Mississippians prepare for Nate's arrival

Mississippians prepare for Nate's arrival

So far, supplies are still well stocked for those making last-minute preparations for Hurricane Nate. (Photo source: WLOX) So far, supplies are still well stocked for those making last-minute preparations for Hurricane Nate. (Photo source: WLOX)

After escaping two hurricanes, one to the west and then one to the east, now it's South Mississippi's turn to deal with the mess that Nate will be causing.

For some, the preparations have already been made. For others, it's just beginning. So far, grocery store shelves are pretty well stocked, and business is steady.

“I had to come get water so I'd have distilled water for my puppies,” said Carolyn Cadenhead, of Gulfport. “And, of course, I added a few things along the way.”
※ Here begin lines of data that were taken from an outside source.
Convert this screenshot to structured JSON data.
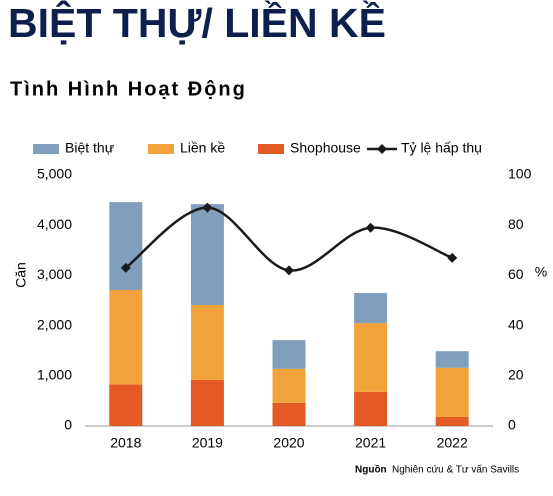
{
  "chart_data": {
    "type": "stacked_bar_line",
    "title": "BIỆT THỰ/ LIỀN KỀ",
    "subtitle": "Tình Hình Hoạt Động",
    "categories": [
      "2018",
      "2019",
      "2020",
      "2021",
      "2022"
    ],
    "series": [
      {
        "name": "Biệt thự",
        "color": "#7f9fbd",
        "values": [
          1750,
          2010,
          570,
          600,
          330
        ]
      },
      {
        "name": "Liền kề",
        "color": "#f2a23b",
        "values": [
          1880,
          1490,
          680,
          1370,
          980
        ]
      },
      {
        "name": "Shophouse",
        "color": "#e35a24",
        "values": [
          830,
          920,
          460,
          680,
          180
        ]
      },
      {
        "name": "Tỷ lệ hấp thụ",
        "color": "#1a1a1a",
        "axis": "y2",
        "values": [
          63,
          87,
          62,
          79,
          67
        ]
      }
    ],
    "ylabel": "Căn",
    "y2label": "%",
    "ylim": [
      0,
      5000
    ],
    "yticks": [
      0,
      {
        "value": 1000,
        "label": "1,000"
      },
      {
        "value": 2000,
        "label": "2,000"
      },
      {
        "value": 3000,
        "label": "3,000"
      },
      {
        "value": 4000,
        "label": "4,000"
      },
      {
        "value": 5000,
        "label": "5,000"
      }
    ],
    "y2lim": [
      0,
      100
    ],
    "y2ticks": [
      0,
      20,
      40,
      60,
      80,
      100
    ],
    "source_label": "Nguồn",
    "source_text": "Nghiên cứu & Tư vấn Savills",
    "legend": "top"
  }
}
Cadenhead is among many not in a big rush or having a big worry about the storm.

“I’ve lived here all my life, and I've been through a bunch of them,” Cadenhead said. “My house is nice and sturdy, and I don’t worry about things that I can’t do anything about.”
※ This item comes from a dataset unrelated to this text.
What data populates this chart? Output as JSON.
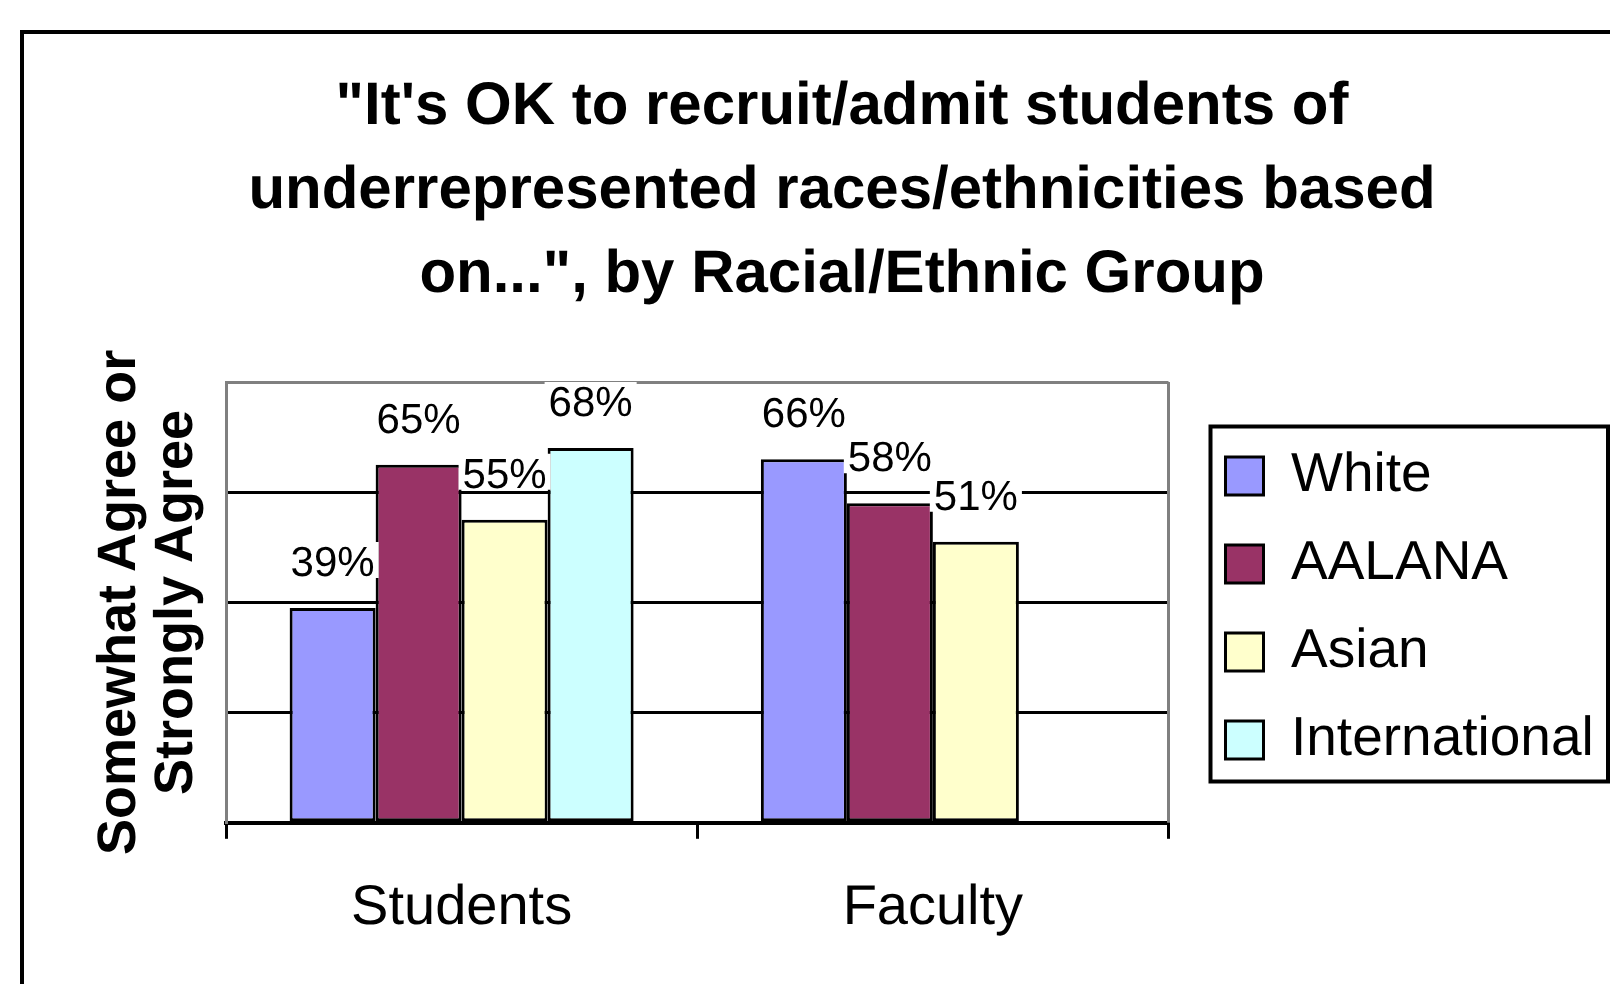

Nancy Wood is calm as well.

“My God is the master of the sea,” Wood said. “He calms the storms. I’m in his hands.”

Gas lines for some stations have been long.

“Last night, it was pretty hard to get,” said Darnell Swanier, of Gulfport. “It was gridlock up in here.”
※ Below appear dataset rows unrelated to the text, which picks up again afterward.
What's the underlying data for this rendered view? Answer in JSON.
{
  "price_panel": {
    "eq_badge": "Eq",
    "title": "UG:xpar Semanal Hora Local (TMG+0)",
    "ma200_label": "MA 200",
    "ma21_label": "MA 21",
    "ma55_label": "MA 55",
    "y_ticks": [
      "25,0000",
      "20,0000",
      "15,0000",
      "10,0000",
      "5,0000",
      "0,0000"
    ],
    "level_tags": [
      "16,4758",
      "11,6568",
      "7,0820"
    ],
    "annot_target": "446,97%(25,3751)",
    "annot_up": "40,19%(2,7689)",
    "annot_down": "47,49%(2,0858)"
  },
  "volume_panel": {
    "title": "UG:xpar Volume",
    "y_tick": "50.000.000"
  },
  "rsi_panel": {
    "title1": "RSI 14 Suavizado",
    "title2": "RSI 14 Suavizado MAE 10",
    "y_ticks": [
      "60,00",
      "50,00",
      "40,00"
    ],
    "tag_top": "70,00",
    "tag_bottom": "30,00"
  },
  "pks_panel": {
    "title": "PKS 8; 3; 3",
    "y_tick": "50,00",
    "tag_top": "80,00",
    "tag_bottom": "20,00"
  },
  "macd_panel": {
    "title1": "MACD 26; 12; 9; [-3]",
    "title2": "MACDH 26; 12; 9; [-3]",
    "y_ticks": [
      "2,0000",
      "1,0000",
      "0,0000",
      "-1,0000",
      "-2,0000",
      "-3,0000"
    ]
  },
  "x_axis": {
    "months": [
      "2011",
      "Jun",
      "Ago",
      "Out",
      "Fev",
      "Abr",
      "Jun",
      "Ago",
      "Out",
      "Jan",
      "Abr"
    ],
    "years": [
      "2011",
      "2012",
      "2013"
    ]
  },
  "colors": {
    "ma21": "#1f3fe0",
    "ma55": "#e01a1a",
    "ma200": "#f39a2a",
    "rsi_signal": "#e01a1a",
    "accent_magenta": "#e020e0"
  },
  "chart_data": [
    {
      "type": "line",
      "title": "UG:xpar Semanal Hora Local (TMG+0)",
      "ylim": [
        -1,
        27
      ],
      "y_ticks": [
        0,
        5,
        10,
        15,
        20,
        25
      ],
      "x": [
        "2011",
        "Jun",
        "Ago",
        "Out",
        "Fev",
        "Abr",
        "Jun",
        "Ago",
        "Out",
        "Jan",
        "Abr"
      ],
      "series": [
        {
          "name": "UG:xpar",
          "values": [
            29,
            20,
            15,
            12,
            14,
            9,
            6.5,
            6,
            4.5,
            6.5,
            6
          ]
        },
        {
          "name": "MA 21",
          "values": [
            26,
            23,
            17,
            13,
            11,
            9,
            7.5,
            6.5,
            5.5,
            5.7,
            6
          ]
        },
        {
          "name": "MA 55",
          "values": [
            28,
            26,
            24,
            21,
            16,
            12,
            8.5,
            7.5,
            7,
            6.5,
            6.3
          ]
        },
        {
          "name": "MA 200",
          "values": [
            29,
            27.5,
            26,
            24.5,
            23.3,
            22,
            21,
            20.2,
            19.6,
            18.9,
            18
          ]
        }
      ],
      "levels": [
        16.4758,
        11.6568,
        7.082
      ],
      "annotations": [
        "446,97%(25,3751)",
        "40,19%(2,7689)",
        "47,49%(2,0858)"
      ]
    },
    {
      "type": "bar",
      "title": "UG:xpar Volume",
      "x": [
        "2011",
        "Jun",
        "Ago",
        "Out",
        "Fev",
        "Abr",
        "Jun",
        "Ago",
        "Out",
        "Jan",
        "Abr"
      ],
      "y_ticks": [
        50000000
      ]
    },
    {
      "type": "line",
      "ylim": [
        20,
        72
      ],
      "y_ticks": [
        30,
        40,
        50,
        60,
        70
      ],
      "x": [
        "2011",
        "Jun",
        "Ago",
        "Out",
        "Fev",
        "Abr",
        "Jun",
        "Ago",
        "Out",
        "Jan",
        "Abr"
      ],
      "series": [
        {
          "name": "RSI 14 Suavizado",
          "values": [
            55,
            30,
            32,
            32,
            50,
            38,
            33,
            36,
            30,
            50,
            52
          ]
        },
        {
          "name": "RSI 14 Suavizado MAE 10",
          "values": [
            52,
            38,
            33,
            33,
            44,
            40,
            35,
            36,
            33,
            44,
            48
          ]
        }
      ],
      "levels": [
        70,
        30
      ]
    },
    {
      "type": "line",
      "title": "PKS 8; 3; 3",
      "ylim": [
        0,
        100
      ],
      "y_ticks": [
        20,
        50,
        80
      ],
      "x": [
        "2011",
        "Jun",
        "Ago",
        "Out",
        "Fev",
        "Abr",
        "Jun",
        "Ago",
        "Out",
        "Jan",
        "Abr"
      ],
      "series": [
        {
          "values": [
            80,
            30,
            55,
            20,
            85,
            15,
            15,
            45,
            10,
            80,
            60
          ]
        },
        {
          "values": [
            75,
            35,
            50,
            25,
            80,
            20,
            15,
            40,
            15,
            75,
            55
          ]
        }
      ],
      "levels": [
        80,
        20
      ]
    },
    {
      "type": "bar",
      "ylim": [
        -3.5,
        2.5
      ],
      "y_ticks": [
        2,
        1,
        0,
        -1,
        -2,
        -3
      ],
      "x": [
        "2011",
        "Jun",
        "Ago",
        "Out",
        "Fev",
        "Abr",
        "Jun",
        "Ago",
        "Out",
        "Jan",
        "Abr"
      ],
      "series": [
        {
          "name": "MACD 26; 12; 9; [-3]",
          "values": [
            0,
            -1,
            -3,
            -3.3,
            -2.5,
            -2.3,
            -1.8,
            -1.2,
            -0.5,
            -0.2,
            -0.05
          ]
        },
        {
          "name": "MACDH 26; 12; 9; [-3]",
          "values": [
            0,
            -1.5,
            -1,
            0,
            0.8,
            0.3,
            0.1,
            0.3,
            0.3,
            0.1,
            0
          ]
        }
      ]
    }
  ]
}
Today is a little easier for Swanier, who is also a Katrina veteran.

“Going through a storm already, you kind of know about what’s to be expected, what’s coming, and how to be prepared,” said Swanier.

The sand bag locations are getting busier.

LIST: Sandbag stations available across the coast

“We have a low front yard, and the water drains right down to the front door,” said Jaime Witcher, of Biloxi.

He hasn’t been flooded yet, but he’s not taking any chances.

“We’ve been very fortunate, but we don’t know what this one’s going to do,” said Witcher.

Brad Smith is originally from Paducah, KY.

“We’re familiar with storms up there, but not this kind,” Smith said. “So, this is my first hurricane, and we live in Pass Christian now. So, about 1,700 feet from the beach. So, we’re getting ready with some plywood.”

He’s leaning from others with more experience.

“I’m not worried, because I live by people who went through Katrina,” Smith said. “And, and they stayed there for it. So, against all odds, they were fine. And so, we’re listening to their advice.”